For recovery rate and estimating LGD, we can use a 2-stage approach:
- is recovery rate equal to 0 or greater than 0? (binary question - logistic regression)
- if recovery rate is greater than 0, how much exactly is it? (use linear regression - make sure the values are between 0 and 1; we can use correlation coef to evaluate the model; and also look that the distribution of the residuals follows a normal distribution)
For CCF, the course suggests just to use a multi-linear regression model (here as well, we can use correlation coef as an evaluation metric; and also that the residuals follow a normal distribution)
After we have all three, we can calculate Expected Loss = PG x LGD x EAD for our customer base or on a portfolio level.

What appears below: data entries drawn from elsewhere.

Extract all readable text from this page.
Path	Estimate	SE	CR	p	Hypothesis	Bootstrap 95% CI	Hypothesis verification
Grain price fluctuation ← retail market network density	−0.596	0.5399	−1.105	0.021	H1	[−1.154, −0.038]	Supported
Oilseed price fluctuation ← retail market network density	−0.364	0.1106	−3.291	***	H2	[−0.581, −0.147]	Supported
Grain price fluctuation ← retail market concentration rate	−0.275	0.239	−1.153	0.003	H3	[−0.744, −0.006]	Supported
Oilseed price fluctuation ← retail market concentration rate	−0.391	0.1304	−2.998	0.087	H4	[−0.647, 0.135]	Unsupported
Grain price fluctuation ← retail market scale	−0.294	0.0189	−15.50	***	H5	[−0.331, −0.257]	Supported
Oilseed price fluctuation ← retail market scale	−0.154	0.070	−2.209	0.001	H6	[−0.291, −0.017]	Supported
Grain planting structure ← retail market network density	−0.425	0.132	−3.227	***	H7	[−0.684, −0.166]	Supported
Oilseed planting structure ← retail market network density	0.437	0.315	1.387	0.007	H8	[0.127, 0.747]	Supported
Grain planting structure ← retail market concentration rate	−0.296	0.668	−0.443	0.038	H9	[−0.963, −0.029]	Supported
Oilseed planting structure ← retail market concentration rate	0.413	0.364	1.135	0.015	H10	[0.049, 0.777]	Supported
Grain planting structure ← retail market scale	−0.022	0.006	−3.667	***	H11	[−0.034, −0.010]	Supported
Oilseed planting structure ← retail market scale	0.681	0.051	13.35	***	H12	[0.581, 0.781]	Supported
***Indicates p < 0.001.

We can then calculate the ratio of EL divided by total funded amount and that number can add to our decision-making in whether to employ a more aggressive or conservative lending strategy.
Overall
Wow, such a great course and intro to the topic of credit risk modelling. I am not the exact audience for this course as I am already familiar with majority of the concepts, but it was a nice refresher and reminded me of my 1st year at Lloyds Banking Group (which I cherish deeply)
Stream
Completed this Noe4j course on stream - Build a Neo4j-backed Chatbot using Python
It was not bad. After the stream ended I was looking around and found this - GraphRAG Python Package: Accelerating GenAI With Knowledge Graphs
This is neo4j’s native GraphRAG python package. Which reflects my belief that what langchain offers is fast-changing and learning one thing today, might be something similar, but different, in 1 month because the API has changed, or the specific function is provided natively by another package. Anyway ~ this blog post is something to read, maybe on next stream (Monday) or by meself - I will see.
I want to try to convert the pandas code and models from the Udemy course to PySpark - kind of what part of my role was back during my 1st year at Lloyds Banking Group. I decided to start doing it, but of course I faced pyspark issues. I spend ~1hr fixing them but finally I got it done. I will follow along the notebooks that do it in pandas and translate that to pyspark ~ but that is for tomorrow/next few days.
That is all for today!
See you tomorrow :)
P.S. had the post ready to post, but was playing around with translating the pandas code to pyspark and got stuck at doing OHE in pyspark.
So far, I have
from pyspark.ml.feature import StringIndexer, OneHotEncoder
from pyspark.ml import Pipeline
indexer = StringIndexer(inputCol='grade', outputCol='grade_index')
encoder = OneHotEncoder(inputCol='grade_index', outputCol='grade_ohe', dropLast=True)
pipeline = Pipeline(stages=[indexer, encoder])
pipeline_model = pipeline.fit(df)
df = pipeline_model.transform(df)
df.select('grade', 'grade_index', 'grade_ohe').show()
Which returns:
+-----+-----------+-------------+
|grade|grade_index| grade_ohe|
+-----+-----------+-------------+
| B| 0.0|(6,[0],[1.0])|
| C| 1.0|(6,[1],[1.0])|
| C| 1.0|(6,[1],[1.0])|
| C| 1.0|(6,[1],[1.0])|
| B| 0.0|(6,[0],[1.0])|
| A| 3.0|(6,[3],[1.0])|
| C| 1.0|(6,[1],[1.0])|
| E| 4.0|(6,[4],[1.0])|
| F| 5.0|(6,[5],[1.0])|
And apparently for spark ML models the features need to be put in a vector, so that’s why this is returned like that. I need to think if this is ok for me and will continue tomorrow.